In a blog post posted yesterday afternoon, Margaret Sullivan, the Times' ombudsman, admits that in Keller's piece "there are issues ... of tone and sensitivity." She continues: "Mr. Keller didn't make a full effort to understand the point of view of the person he's writing about on the very big and public stage that is The Times." But even the piece's headline—"Readers Lash Out About Bill Keller’s Column on a Woman With Cancer"—suggests that the mere act of critiquing Keller is one of irrational rage.

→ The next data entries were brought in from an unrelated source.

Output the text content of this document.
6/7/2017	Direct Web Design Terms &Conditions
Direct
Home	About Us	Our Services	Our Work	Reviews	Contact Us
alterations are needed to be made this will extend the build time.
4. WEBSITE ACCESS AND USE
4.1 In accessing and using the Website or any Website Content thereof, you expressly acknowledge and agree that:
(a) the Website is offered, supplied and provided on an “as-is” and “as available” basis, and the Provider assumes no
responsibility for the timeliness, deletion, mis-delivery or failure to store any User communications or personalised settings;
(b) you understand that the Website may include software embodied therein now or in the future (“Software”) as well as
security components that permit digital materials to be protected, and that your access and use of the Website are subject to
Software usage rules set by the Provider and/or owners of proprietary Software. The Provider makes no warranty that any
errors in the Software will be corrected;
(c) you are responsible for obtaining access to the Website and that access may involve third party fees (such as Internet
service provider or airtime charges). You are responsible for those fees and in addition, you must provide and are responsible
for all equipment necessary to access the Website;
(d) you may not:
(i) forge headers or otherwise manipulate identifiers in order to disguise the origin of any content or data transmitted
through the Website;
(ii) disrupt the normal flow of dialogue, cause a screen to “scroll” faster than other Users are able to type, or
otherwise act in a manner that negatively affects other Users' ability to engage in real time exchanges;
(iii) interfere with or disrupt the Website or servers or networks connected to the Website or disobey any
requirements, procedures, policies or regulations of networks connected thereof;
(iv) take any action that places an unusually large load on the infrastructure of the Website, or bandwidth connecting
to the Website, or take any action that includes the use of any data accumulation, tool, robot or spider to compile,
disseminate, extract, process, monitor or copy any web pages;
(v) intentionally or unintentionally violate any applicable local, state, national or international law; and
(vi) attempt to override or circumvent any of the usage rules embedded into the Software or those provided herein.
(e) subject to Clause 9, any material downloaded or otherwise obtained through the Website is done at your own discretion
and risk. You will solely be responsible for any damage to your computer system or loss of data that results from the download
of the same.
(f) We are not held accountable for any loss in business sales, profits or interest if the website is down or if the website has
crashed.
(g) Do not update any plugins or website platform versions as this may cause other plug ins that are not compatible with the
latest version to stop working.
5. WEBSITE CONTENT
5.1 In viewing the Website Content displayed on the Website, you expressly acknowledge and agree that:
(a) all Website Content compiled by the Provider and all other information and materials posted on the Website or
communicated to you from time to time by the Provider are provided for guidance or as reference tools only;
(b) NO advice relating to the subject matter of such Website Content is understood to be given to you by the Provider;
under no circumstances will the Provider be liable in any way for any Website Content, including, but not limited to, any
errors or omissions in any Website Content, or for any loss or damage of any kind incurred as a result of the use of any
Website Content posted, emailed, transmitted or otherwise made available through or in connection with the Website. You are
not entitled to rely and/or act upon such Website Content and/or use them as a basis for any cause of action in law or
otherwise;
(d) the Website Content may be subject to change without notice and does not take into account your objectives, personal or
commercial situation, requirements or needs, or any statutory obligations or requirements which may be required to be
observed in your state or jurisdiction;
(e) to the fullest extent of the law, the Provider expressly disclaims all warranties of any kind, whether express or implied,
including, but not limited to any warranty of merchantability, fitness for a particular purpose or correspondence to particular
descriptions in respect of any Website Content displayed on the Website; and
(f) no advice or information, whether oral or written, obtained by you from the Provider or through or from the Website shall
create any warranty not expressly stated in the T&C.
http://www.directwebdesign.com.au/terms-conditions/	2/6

Keller's own argument is that "[b]y living her disease in such a public way, by turning her hospital room into a classroom, [Adams] invites us to think about and debate some big, contentious issues." Conversely, writing that he thinks talking openly about cancer is icky in the nation's paper of record invites us to think about and debate whether or not Bill Keller is an ass.
The Kellers aren't the only people who've expressed discomfort with writing about cancer diagnosis and treatment. Several people I told about the blog asked if I was sure I wanted to be so "public" about my battle with cancer, whatever that means. Lymphoma is not, for the record, caused by intravenous drug use nor is it caused by bigotry, nor racism, nor any other thing that a rational human being would be embarrassed to admit to having done.
I don't know Lisa Adams, nor have I ever spoken with her, but we are both receiving treatment at Memorial Sloan-Kettering Cancer Center. (Though we are both stage IV, my cancer is far less serious.) I would never presume to speak on her behalf. But for me, writing publicly about my cancer serves a therapeutic purpose. Writing about my anger and my fear, chronicling the endless tests and releasing it into the world serves to release a heavy burden I carry. Having cancer is lonely and while I'm fortunate enough to have wonderfully supportive family and friends, no one can know exactly what I'm feeling: the pain of an immune system which has turned against me, the near-constant nausea caused by a second tumor in my intestines, the horror as I watch my 24-year-old body turn frail, unable to climb a set of stairs without having to stop to catch my breath. Vocalizing these things won't cure me, but does serve to calm me. To organize my thoughts and feelings into words, sentences and paragraphs is to turn them into something manageable, rather than an intangible cloud in my own head. If the words that I write can also help prepare someone else in a similar position for the unexpected dramas of a cancer diagnosis, all the better.
Dually, and perhaps more practically, blogging serves to update friends and family who are scattered across the country about my progress.
I can understand how having a large platform to broadcast your one's own opinions could inflate one's ego. However, being a columnist for the New York Times does not make you the nation's authority on etiquette, Bill Keller. And it certainly doesn't give you the right to tell me how to live my life or handle my cancer.
Robert Kessler is a staff writer at Celebuzz.com. He is blogging about his ongoing treatment at Cancer? I Hardly Know Her. His writing has previously appeared on The Wire and Gawker. While writing this piece, he underwent an EKG, an echocardiogram and a bone marrow biopsy which is a barbaric procedure in which the patient is wide awake while a doctor drills into his pelvis and collects bone marrow. Sorry if that's TMI, Emma.